Günün Sözü

"Sen ey tanrılar alevi ey eliziyum kızı Biz mabedine gideriz mest olmuş halde senin Adetin ayırdığı şeyler hep sihrinde gizlenir Daima kardeş olur insanlar gölgende senin Medeniyet insanlığa güneş gibi nur saçar Bilgimizin ışıkları karanlıkta yol açar Bu yol bizi mutluluğun kucağına götürür Neş’e ile bağlı dostluk insanlığı yürütür Kardeş olun ey insanlar bunu ister tanrımız Bu dünyada her şey geçer en son sana dost kalır İnsanlığa doğruluğa göğsünü aç korkmadan Hür doğmuştur insanoğlu hür yaşamak hakkıdır"

10 Şubat 2016 Çarşamba

Yapmaya Değer Büyük İşler Üstlenin

Söz konusu kalp ile ilgili işler olduğunda, kayıtsız olun.
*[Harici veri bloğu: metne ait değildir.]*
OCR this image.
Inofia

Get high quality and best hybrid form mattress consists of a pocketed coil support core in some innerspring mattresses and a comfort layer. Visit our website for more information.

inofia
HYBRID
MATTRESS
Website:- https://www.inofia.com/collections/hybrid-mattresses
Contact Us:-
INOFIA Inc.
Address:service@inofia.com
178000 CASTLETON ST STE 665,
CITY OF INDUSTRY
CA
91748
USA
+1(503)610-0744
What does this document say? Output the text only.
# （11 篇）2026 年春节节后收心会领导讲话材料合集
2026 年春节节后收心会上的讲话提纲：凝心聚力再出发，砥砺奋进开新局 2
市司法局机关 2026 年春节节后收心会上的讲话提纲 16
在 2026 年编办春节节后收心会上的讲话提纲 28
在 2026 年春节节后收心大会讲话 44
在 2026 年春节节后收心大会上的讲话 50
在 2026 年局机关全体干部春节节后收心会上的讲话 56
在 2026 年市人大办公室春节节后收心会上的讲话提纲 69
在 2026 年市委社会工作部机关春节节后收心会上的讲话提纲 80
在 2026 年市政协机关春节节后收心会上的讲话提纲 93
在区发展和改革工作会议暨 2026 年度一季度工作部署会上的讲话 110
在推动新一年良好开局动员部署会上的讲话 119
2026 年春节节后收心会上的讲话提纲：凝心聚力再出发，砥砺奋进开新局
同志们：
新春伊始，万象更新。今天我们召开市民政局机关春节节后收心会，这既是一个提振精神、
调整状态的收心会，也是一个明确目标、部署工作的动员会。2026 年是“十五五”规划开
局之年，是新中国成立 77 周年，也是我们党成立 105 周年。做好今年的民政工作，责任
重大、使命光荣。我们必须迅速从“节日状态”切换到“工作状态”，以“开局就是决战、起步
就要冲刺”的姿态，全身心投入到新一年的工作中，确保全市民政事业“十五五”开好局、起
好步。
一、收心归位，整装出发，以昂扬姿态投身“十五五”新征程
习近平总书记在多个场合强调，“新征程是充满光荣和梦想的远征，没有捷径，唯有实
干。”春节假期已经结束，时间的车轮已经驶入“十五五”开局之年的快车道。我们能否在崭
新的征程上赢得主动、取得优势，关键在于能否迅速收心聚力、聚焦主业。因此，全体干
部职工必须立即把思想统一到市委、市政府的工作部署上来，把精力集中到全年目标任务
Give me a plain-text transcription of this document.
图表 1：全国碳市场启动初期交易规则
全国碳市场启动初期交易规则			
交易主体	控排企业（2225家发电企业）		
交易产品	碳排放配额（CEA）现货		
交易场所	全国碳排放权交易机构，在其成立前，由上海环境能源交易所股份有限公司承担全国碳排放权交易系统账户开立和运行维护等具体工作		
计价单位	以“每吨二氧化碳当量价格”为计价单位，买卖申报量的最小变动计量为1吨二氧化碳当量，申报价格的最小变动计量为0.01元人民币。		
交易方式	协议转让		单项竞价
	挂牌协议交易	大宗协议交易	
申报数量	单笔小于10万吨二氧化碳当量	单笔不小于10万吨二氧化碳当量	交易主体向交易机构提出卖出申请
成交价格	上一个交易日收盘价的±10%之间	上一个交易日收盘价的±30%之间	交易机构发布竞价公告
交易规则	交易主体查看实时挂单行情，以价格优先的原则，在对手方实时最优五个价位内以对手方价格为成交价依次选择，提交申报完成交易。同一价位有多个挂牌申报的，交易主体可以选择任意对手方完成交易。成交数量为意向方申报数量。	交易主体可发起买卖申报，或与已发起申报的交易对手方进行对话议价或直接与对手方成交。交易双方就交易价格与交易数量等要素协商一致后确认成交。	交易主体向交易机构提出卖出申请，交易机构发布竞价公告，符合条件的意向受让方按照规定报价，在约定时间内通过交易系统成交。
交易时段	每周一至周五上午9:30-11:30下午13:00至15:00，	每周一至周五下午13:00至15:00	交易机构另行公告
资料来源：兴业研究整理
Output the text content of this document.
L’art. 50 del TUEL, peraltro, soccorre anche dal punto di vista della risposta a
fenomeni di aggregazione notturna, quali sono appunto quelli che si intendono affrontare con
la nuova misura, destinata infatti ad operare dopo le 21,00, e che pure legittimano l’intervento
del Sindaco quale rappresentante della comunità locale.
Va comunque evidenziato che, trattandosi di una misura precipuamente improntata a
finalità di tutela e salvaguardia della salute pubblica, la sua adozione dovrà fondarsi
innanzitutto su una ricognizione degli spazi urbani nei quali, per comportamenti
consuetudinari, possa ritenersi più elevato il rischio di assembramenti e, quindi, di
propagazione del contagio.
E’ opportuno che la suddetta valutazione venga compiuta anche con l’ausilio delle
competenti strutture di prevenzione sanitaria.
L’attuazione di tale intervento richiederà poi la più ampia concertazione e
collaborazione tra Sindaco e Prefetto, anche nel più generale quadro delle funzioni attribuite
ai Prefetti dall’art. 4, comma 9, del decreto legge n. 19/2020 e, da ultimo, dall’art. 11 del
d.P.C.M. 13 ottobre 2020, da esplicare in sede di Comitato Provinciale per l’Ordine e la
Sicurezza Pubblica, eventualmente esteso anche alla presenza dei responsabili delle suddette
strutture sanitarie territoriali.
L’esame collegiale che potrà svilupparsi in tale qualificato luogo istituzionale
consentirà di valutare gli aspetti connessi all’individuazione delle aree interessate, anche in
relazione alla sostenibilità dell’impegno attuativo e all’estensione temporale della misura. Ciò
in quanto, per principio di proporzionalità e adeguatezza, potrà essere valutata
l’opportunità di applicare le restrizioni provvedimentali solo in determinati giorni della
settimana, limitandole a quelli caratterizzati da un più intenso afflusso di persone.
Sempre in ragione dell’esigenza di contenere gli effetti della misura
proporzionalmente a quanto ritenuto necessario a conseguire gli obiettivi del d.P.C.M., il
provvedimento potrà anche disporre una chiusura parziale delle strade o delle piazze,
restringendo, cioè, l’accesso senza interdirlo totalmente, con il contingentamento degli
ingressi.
Gerçekten ne kastediyorum… Hayata karşı tutkulu olun, delicesine aşık olun hayata! Doğanın ve insan dünyasının bir parçası ile ilgili tutkunuz olsun ve onun adına riskler alın, bu sizi ne kadar kırılgan kılarsa kılsın...
Kendinizi, açık kalpli bir cömertlikle dünyaya sunun enerjinizi, yeteneklerinizi, vizyonunuzu, kalbinizi. Ama şunu anlayın ki, bu şekilde yaşadığınızda kısa zamanda ne kadar az şey bildiğinizi ve ne kadar kolay başarısız olduğunuzu öğreneceksiniz. Sevgide ve hizmette büyüyebilmek için hepimizin, cehaleti de bilgi kadar, başarısızlığı da başarı kadar önemsemesi gerekir. Zaten bildiğiniz ve iyi yaptığınız şeye tutunmak, yaşanmamış bir hayata giden yoldur. O yüzden, yeni başlayan kişinin zihniyetini kazanın, direkt olarak bilmediğinizin içine yürüyün ve tekrar tekrar başarısız olma ve tekrar tekrar ayağa kalkma riskini alın... Büyük yaşanmış, sevgiye, gerçeğe ve adalete hizmet eden bir yaşama giden yol budur!
Yapmaya değer büyük işler üstlenin. Sevginin, başarının, adaletin yayılması... Bu, kısa vadeli hedeflerle ölçülen, verimli olma adındaki kültürel takıntımız tarafından baştan çıkarılmayı reddetmek anlamına gelir. Hepimiz fark yaratmak istiyoruz ama sadece büyük işleri alırsak ve tek başarı kriterimiz, bir sonraki çeyreğin mali karı olursa, hayal kırıklığına uğramış, vazgeçen ve çaresiz bir hale geleceğiz.
Kahramanlarımız, imkansız işleri üstlenirler ve onlara uzun süre sahip çıkarlar çünkü verimlilikten daha baskın bir standarda göre yaşarlar.Bence, bu inançlı bir sadakattir. Yeteneklerinize karşı, dünyanın ihtiyaçlarına dair algınıza karşı, yeteneğinizi erişim alanınızda her ne varsa ona sunmaya karşı inançlı bir sadakat...
Verimliliğe ne kadar sıkı tutunursanız, o kadar ufak işler üstlenirsiniz çünkü kısa vadeli sonuç getirenler onlardır. Tabii ki verimli olmayı önemseyin, ama sizi çağıran tutkunuza ve sizin önemseyişinize emanet edilmiş olanların gerçek ihtiyaçlarına karşı, inançla sadık olmayı daha çok önemseyin!